There's something remarkable going on in Newtown, Conn. Just a day after the town's boys basketball team pulled off one of the biggest upsets in recent Connecticut basketball tournament history, the school's hockey team duplicated the feat, earning a stunning spot in the state quarterfinals as a result.

The Newtown boys hockey team became the second team from the school in as many nights to land a major playoff upset — NewtownHockey.com

As reported by the Milford-Orange Bulletin, Newtown (Ct.) High, seeded 17th in the CIAC's Division II state tournament, knocked off the state's No. 1 overall seed, Amity (Ct.) High. The Nighthawks emerged with a 2-1 victory thanks to goals by Evan Isaacs and Hayden Savoia.

More impressive was the fact that Newtown won the game just one night after earning a victory in the state playoff qualifier (an 8-6 goal fest against Conrad (Ct.) High) on the road.

“We are in disbelief right now,” Amity coach Gary Lindgren told the Bulletin. “The kids played their hearts out. We had good control in the first period but we only got the one goal. We had the opportunities. We just did not cash in.”

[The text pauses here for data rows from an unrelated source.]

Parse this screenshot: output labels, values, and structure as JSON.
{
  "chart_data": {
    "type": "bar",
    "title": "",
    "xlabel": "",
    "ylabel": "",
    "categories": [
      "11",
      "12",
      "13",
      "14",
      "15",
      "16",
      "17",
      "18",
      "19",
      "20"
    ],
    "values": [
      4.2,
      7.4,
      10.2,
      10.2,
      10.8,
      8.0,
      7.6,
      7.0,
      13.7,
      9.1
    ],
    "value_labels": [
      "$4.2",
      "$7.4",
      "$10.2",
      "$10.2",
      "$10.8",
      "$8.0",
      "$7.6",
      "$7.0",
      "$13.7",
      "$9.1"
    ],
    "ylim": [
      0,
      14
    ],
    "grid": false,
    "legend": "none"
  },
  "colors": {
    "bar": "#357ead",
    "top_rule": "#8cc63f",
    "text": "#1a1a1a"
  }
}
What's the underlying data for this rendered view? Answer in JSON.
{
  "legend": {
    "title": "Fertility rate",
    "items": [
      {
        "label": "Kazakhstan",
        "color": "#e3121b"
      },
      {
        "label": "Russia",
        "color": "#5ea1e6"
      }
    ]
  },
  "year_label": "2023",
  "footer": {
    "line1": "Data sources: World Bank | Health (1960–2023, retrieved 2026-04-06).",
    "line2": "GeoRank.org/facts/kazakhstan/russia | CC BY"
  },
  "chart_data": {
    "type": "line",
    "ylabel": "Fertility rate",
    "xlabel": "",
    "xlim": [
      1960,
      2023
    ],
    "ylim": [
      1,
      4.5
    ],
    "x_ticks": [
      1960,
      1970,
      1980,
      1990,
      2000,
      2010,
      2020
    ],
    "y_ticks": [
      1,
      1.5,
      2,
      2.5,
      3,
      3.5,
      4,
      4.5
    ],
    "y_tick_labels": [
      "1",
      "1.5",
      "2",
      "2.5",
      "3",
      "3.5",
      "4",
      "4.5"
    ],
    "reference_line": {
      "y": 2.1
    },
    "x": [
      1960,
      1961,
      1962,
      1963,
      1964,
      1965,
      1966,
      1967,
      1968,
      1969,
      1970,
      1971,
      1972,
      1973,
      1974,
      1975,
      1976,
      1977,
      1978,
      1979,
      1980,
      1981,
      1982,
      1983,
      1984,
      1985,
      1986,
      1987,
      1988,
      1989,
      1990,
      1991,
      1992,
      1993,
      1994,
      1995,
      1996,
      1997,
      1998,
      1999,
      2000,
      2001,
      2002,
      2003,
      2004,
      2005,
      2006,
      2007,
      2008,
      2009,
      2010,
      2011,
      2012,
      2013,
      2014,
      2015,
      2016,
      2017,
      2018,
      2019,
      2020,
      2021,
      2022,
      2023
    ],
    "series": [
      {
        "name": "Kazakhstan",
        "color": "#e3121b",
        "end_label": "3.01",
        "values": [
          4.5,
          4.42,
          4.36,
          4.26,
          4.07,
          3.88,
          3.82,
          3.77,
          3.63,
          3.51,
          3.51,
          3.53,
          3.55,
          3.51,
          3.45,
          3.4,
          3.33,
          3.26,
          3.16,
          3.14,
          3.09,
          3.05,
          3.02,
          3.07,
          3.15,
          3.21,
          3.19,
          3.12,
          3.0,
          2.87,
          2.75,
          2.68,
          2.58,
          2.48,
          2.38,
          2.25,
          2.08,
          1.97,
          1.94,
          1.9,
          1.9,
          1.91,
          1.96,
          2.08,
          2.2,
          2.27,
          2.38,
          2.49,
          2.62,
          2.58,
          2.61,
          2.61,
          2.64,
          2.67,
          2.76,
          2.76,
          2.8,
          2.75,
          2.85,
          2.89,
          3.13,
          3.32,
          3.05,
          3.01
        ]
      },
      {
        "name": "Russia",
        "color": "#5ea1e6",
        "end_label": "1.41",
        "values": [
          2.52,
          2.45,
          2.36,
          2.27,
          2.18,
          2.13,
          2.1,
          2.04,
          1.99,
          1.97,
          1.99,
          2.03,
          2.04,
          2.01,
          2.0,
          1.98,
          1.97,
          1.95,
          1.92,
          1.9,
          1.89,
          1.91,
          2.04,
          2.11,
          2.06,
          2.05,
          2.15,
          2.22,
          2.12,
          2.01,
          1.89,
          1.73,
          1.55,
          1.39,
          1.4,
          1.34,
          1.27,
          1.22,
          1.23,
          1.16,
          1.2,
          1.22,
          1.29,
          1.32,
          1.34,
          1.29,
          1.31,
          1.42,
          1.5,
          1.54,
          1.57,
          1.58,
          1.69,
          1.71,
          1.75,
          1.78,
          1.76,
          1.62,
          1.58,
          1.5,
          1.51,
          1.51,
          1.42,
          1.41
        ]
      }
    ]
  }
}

They didn't cash in because Newtown goalie Patrick McLoughlin played a truly inspired game. McLoughlin saved 14 shots on goal in the first period alone ... and that was the only stretch in which he gave up a goal. From there out, the netminder was a brick wall, keeping his team in the game until Isaacs and Savoia delivered the game turning goals across a period of just four minutes.

Now, one of the goal scorers himself is confident that the Nighthawks can keep building off the stunning victory.

“We can ride this momentum,” Savoia told the Bulletin. “Like one of our former captains said to us, the best thing we can do after the [Sandy Hook] tragedy is to give everyone something to cheer for. I think we did that.”

They did indeed, and for the second night Newtown could be excited and proud about what happened in a sporting event, helping distract everyone from the tough rebuilding that still remains ahead.